Lakewood is now the sixth Washington city to participate in a federal immigration program that encourages job creation through foreign investment.
City leaders learned last week that U.S. Citizenship and Immigration Services accepted their application into the Immigrant Investor Pilot Program.
The designation means areas of Lakewood — Pacific Highway and South Tacoma Way, Tillicum-Woodbrook-Springbrook and a neighborhood near Towne Center — are now regional centers for the program, also known as EB-5.
Through the 17-year-old program, foreigners can obtain visas into the United States by investing at least $1 million in a commercial venture that creates at least 10 jobs.

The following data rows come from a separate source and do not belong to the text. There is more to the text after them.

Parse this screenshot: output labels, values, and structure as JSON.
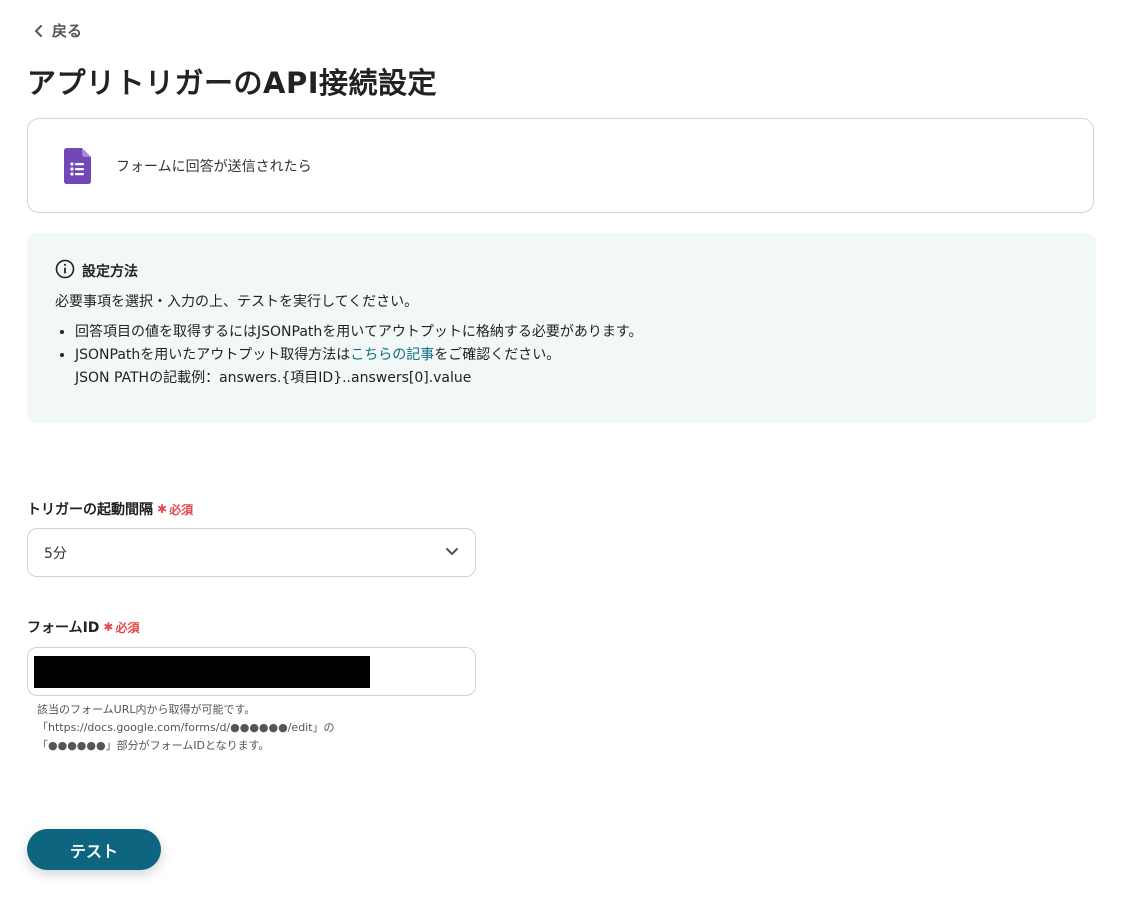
{
  "nav": {
    "back_label": "戻る"
  },
  "page": {
    "title": "アプリトリガーのAPI接続設定"
  },
  "trigger": {
    "label": "フォームに回答が送信されたら",
    "icon": "google-forms-icon"
  },
  "info": {
    "heading": "設定方法",
    "intro": "必要事項を選択・入力の上、テストを実行してください。",
    "bullet1": "回答項目の値を取得するにはJSONPathを用いてアウトプットに格納する必要があります。",
    "bullet2_before": "JSONPathを用いたアウトプット取得方法は",
    "bullet2_link": "こちらの記事",
    "bullet2_after": "をご確認ください。",
    "bullet2_line2": "JSON PATHの記載例：answers.{項目ID}..answers[0].value"
  },
  "interval_field": {
    "label": "トリガーの起動間隔",
    "required": "必須",
    "value": "5分"
  },
  "form_id_field": {
    "label": "フォームID",
    "required": "必須",
    "value": ""
  },
  "hint": {
    "line1": "該当のフォームURL内から取得が可能です。",
    "line2": "「https://docs.google.com/forms/d/●●●●●●/edit」の",
    "line3": "「●●●●●●」部分がフォームIDとなります。"
  },
  "actions": {
    "test_label": "テスト"
  },
  "colors": {
    "primary": "#0d6580",
    "link": "#0f6e86",
    "required": "#e5484d",
    "info_bg": "#f1f8f6",
    "forms_purple": "#7248b9"
  }
}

If the investment is made in a regional center with a high unemployment rate, such as the ones created in Lakewood, non-citizens must invest at least $500,000 into a new or existing business that creates 10 jobs.

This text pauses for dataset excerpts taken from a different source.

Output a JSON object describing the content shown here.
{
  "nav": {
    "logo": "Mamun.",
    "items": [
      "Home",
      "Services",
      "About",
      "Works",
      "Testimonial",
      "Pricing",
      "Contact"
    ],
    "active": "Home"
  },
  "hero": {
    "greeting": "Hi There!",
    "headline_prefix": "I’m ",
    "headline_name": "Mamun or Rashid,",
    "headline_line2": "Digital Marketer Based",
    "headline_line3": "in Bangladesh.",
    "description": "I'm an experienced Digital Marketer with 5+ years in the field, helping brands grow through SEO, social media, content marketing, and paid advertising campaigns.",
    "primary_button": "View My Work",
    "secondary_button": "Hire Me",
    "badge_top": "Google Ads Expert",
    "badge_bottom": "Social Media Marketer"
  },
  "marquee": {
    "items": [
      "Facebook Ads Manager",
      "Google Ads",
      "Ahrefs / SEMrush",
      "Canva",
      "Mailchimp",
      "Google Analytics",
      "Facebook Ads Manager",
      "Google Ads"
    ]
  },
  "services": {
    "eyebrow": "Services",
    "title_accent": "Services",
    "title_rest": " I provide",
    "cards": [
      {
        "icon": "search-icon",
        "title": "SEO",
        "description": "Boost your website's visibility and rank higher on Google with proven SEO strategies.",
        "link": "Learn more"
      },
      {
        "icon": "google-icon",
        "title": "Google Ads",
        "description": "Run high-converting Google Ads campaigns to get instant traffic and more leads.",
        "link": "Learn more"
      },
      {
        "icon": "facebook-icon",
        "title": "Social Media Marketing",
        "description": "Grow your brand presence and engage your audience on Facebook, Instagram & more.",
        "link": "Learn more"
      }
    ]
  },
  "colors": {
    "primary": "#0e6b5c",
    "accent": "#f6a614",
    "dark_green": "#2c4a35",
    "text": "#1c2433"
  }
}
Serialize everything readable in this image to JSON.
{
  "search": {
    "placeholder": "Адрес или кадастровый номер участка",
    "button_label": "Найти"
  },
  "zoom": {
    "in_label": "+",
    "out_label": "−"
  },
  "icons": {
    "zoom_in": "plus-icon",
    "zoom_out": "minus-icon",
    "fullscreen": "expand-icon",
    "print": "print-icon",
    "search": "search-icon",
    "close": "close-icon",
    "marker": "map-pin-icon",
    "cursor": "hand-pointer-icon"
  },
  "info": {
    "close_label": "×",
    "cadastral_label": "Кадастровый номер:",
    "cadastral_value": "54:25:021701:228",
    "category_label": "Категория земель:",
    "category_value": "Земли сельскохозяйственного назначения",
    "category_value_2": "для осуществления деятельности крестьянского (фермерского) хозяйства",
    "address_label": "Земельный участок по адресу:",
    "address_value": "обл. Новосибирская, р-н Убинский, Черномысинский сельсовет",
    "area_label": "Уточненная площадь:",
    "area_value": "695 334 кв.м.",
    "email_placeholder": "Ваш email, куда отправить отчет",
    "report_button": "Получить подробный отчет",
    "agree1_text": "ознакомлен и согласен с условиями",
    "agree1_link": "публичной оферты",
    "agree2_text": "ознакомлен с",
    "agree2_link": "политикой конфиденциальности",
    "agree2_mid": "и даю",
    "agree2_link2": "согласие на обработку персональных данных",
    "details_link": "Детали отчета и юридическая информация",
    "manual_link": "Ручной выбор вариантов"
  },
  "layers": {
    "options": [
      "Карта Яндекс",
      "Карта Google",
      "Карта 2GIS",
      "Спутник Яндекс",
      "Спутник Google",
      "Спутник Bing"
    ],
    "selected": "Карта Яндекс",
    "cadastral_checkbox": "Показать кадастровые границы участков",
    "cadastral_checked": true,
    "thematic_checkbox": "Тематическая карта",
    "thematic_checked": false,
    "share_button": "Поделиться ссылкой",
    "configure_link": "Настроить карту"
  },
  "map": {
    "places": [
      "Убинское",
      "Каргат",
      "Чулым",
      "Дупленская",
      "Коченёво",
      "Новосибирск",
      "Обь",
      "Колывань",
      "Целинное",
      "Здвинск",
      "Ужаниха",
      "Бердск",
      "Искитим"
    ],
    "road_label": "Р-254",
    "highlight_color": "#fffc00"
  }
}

Ellie Chambers-Grady, Lakewood’s economic development manager, says the program is suited for a city that is looking for ways to improve its neighborhoods.

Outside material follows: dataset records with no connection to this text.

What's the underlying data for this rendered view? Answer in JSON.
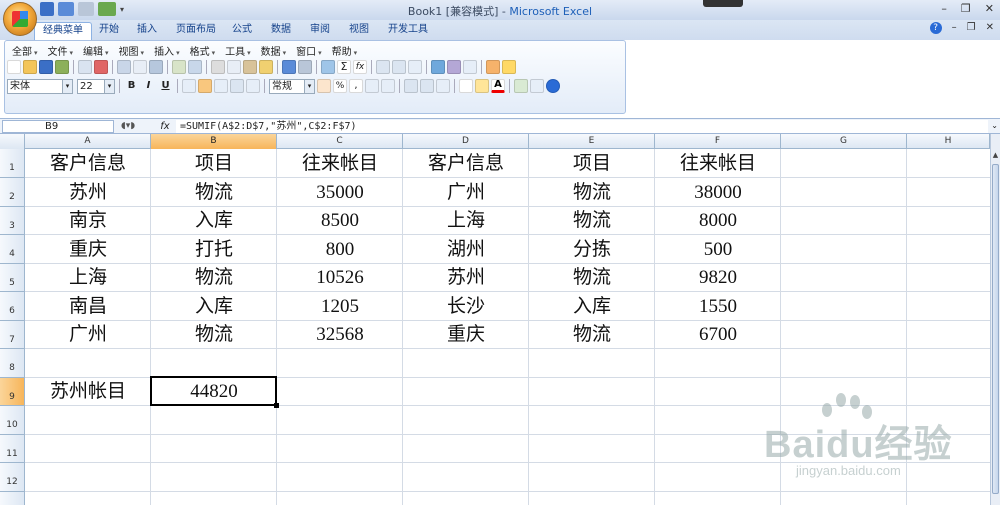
{
  "window": {
    "title_doc": "Book1",
    "title_mode": "[兼容模式]",
    "title_app": "Microsoft Excel"
  },
  "ribbon_tabs": [
    "经典菜单",
    "开始",
    "插入",
    "页面布局",
    "公式",
    "数据",
    "审阅",
    "视图",
    "开发工具"
  ],
  "active_tab": "经典菜单",
  "classic_menu": [
    "全部",
    "文件",
    "编辑",
    "视图",
    "插入",
    "格式",
    "工具",
    "数据",
    "窗口",
    "帮助"
  ],
  "font": {
    "name": "宋体",
    "size": "22",
    "number_format": "常规"
  },
  "format_buttons": {
    "bold": "B",
    "italic": "I",
    "underline": "U"
  },
  "formula_bar": {
    "name_box": "B9",
    "fx": "fx",
    "formula": "=SUMIF(A$2:D$7,\"苏州\",C$2:F$7)"
  },
  "columns": [
    "A",
    "B",
    "C",
    "D",
    "E",
    "F",
    "G",
    "H"
  ],
  "selected_column": "B",
  "rows": [
    "1",
    "2",
    "3",
    "4",
    "5",
    "6",
    "7",
    "8",
    "9",
    "10",
    "11",
    "12"
  ],
  "selected_row": "9",
  "cells": {
    "r1": [
      "客户信息",
      "项目",
      "往来帐目",
      "客户信息",
      "项目",
      "往来帐目"
    ],
    "r2": [
      "苏州",
      "物流",
      "35000",
      "广州",
      "物流",
      "38000"
    ],
    "r3": [
      "南京",
      "入库",
      "8500",
      "上海",
      "物流",
      "8000"
    ],
    "r4": [
      "重庆",
      "打托",
      "800",
      "湖州",
      "分拣",
      "500"
    ],
    "r5": [
      "上海",
      "物流",
      "10526",
      "苏州",
      "物流",
      "9820"
    ],
    "r6": [
      "南昌",
      "入库",
      "1205",
      "长沙",
      "入库",
      "1550"
    ],
    "r7": [
      "广州",
      "物流",
      "32568",
      "重庆",
      "物流",
      "6700"
    ],
    "r9": [
      "苏州帐目",
      "44820"
    ]
  },
  "watermark": {
    "brand": "Baidu经验",
    "url": "jingyan.baidu.com"
  },
  "colors": {
    "accent": "#1d5fb8",
    "selected_header": "#f7b55a",
    "grid": "#d4dbe5"
  }
}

“What this does is it gives us an opportunity to have someone come into this market, invest in this market,” she said. “We think this is a great strategy because it allows us to tap into resources that wouldn’t have been available to us otherwise.”
The city has hired Seattle-based American Life, Inc. to find foreign investors and get the program running. It’s the same company that worked with Tacoma, Seattle and Everett to get their immigrant investment programs running. Renton and Bellingham are the two other EB-5 communities in the state.
Bob Levin, private capital division manager for City of Tacoma, said the EB-5 program helped lead to American Life’s $3 million purchase last year of the vacant Foremost Dairy building at South 25th Street and South Pacific Avenue.
But the building is still awaiting its makeover, a sign that even overseas investors are feeling the economic downturn, he said.
“We think as the capital markets thaw a little bit, we may see some progress,” Levin said.
American Life also purchased property in Seattle’s SoDo district, which Lakewood officials pointed to when they applied for EB-5 status early this year.
In an interview with The News Tribune last year, American Life President Henry Liebman said the company has brought more than 400 investors to the U.S. from more than 30 countries with more than 40 investment projects, most in Seattle.
He said most of those investors are from the United Kingdom, the Netherlands, Japan, South Korea, China and India, and most of them don’t live in the Puget Sound region.
Chambers-Grady said foreigners who participate in the EB-5 program are screened by the federal government.
She said the EB-5 designation complements Lakewood’s other efforts to develop its economy, such as recent master plans to improve Tillicum and Woodbrook and road improvements along Pacific Highway Southwest.
“This is just another element of those efforts,” she said.